Get real. It’s been our plaintive cry to the fashion industry for SO very long.
Yet still, style is presented to women as something that only looks good on the young and the bony,
On the catwalk, creations are draped over bodies at least a third of the age and size of the women who have enough money to buy the label.
On the high street it’s less extreme, but the subliminal message is the same; our clothes look great if you already do. Their definition of a great-looking woman? One who has not been ravaged by time and has never allowed a Krispy Kreme donut to pass from lips to hips.
Shops, whose customers range from an eight to a 20, treat us like dummies. They clad their walls in images of slender young women wearing their gear - and dress up sleek mannequins, plastic people all moulded a size ten - three sizes smaller than the average British woman. Worse, they’ve taken the computer-generated shape of Lara Croft as inspiration.

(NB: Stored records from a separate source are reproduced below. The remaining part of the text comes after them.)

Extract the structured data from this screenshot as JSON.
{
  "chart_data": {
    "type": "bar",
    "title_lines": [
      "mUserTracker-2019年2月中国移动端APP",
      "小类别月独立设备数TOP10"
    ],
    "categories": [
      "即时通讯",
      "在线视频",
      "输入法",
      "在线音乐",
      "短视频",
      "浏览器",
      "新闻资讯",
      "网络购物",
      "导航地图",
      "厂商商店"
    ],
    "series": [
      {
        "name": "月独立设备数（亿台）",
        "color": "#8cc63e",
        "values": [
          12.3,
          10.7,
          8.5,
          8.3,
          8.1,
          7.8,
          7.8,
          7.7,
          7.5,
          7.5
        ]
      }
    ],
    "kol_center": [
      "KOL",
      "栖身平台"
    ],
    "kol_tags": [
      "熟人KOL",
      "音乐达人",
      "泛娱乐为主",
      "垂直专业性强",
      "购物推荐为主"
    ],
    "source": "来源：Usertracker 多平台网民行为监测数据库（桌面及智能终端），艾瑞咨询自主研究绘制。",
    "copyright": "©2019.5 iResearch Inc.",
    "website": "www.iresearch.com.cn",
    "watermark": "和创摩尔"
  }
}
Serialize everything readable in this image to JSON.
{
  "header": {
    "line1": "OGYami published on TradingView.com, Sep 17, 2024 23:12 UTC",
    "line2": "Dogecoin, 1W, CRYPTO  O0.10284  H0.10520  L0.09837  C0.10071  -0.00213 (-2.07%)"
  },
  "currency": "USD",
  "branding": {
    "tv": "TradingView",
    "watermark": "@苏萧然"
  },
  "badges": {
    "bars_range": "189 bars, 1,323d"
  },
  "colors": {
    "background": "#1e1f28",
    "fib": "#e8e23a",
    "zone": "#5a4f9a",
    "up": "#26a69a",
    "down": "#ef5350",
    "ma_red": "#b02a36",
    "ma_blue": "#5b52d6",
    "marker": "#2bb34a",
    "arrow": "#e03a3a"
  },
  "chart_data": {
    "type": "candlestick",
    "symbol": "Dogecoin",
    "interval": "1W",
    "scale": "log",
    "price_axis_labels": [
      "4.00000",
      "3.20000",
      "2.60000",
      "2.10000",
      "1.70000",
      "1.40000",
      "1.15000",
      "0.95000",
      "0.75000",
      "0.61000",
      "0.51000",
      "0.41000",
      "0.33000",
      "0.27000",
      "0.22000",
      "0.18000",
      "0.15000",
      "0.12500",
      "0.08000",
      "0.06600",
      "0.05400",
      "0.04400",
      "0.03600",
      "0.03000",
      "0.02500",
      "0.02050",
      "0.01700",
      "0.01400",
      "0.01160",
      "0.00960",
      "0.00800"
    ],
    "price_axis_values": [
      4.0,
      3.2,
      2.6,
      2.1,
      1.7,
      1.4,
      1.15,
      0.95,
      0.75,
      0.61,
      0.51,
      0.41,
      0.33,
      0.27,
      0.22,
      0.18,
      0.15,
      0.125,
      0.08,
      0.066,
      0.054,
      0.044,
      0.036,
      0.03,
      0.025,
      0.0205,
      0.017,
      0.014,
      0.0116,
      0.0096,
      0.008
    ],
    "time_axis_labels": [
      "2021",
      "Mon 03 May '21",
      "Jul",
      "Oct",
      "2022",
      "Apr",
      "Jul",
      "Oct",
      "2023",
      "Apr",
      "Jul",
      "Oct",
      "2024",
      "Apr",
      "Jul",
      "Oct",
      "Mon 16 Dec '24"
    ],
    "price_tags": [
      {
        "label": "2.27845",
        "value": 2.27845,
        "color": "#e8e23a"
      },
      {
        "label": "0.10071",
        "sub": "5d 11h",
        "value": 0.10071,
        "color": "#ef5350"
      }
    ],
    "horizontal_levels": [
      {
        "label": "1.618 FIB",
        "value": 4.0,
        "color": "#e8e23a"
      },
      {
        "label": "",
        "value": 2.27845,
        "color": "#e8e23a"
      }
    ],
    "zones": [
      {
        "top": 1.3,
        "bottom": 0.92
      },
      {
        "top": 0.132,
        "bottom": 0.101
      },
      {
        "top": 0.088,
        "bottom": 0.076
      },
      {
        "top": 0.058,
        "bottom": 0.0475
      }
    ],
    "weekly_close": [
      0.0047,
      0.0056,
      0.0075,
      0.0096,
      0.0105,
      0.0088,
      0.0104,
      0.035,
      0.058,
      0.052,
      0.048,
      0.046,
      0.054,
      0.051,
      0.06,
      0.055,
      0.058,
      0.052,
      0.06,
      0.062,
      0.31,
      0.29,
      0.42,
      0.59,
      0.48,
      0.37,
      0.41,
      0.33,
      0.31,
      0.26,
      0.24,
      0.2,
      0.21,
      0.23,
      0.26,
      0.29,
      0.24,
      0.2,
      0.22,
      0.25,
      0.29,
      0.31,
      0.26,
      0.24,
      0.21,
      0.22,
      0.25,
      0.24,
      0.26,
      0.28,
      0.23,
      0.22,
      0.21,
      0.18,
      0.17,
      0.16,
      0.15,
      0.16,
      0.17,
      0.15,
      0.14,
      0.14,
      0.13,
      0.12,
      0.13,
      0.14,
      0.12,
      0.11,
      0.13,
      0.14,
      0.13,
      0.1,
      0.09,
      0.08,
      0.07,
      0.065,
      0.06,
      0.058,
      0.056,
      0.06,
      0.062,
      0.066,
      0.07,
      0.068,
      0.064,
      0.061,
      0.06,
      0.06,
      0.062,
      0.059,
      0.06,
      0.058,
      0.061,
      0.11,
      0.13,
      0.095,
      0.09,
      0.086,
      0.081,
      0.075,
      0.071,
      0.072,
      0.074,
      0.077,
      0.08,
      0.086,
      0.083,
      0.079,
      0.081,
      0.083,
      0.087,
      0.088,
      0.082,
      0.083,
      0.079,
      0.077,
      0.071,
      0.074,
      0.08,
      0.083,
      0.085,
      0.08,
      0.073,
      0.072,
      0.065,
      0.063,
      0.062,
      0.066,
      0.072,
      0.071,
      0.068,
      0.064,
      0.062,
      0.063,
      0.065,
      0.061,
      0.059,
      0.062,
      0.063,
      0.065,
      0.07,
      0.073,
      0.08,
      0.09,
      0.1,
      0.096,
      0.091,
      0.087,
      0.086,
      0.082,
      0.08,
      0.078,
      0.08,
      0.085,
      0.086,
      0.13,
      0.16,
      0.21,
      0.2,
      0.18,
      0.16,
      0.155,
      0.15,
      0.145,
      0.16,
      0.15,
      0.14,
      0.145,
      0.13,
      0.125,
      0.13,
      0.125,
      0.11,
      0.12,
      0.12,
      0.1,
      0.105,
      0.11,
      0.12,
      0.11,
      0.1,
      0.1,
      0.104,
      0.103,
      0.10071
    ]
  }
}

Whatever is draped over them looks fabulous; we’re supposed to snatch a version of it in our size and dash to the ‘till like brain-washed zombies. But it doesn’t work. As soon as that garment slips over our eager form, we look in the mirror at belly and bum disturbing the line and we are gutted. Disappointed with ourselves for not being what clothes manufacturers expect. And angry with them for making us feel that way.
So, one big, broad-hipped hooray for Debenhams, who this week became the first high street retailer to permanently introduce size 16 mannequins - the UK’s most common size. In a bid to boost body confidence, the new dummies will soon stand next to their size 10 sisters in all 170 UK stores.
At last, we will be able to see at a glance what how that nifty little number will look on the less than nifty us.
Debenhams are no dummies. The move will increase both loyalty and spending. Research shows women are three times more likely to buy clothes shown on models their size.